MPIC: Position-Independent Multimodal Context Caching System for Efficient MLLM Serving
This work addresses performance bottlenecks in MLLM serving for applications like multimodal retrieval-augmented generation, though it is incremental as it builds on existing caching techniques.
The paper tackles the inefficiency of existing context caching systems for Multimodal Large Language Models (MLLMs), which recompute full KV caches for slightly differing prefixes, and proposes MPIC, a position-independent caching system that reduces response time by up to 54% and improves throughput by 2× while maintaining negligible accuracy loss.
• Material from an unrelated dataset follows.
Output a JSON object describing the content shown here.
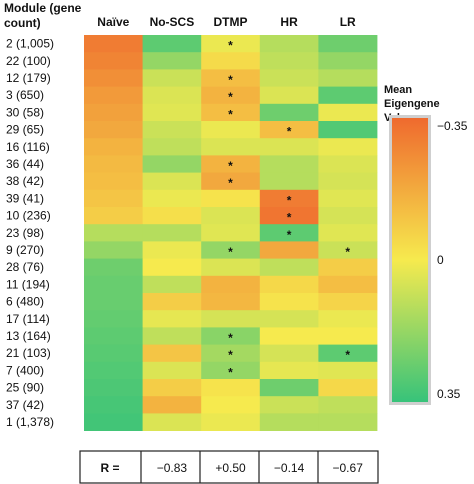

The context caching technique is employed to accelerate the Multimodal Large Language Model (MLLM) inference by prevailing serving platforms currently. However, this approach merely reuses the Key-Value (KV) cache of the initial sequence of prompt, resulting in full KV cache recomputation even if the prefix differs slightly. This becomes particularly inefficient in the context of interleaved text and images, as well as multimodal retrieval-augmented generation. This paper proposes position-independent caching as a more effective approach for multimodal information management. We have designed and implemented a caching system, named MPIC, to address both system-level and algorithm-level challenges. MPIC stores the KV cache on local disks when receiving multimodal data, and calculates and loads the KV cache in parallel during inference. To mitigate accuracy degradation, we have incorporated the integrated reuse and recompute mechanism within the system. The experimental results demonstrate that MPIC can achieve up to 54\% reduction in response time and 2$\times$ improvement in throughput compared to existing context caching systems, while maintaining negligible or no accuracy loss.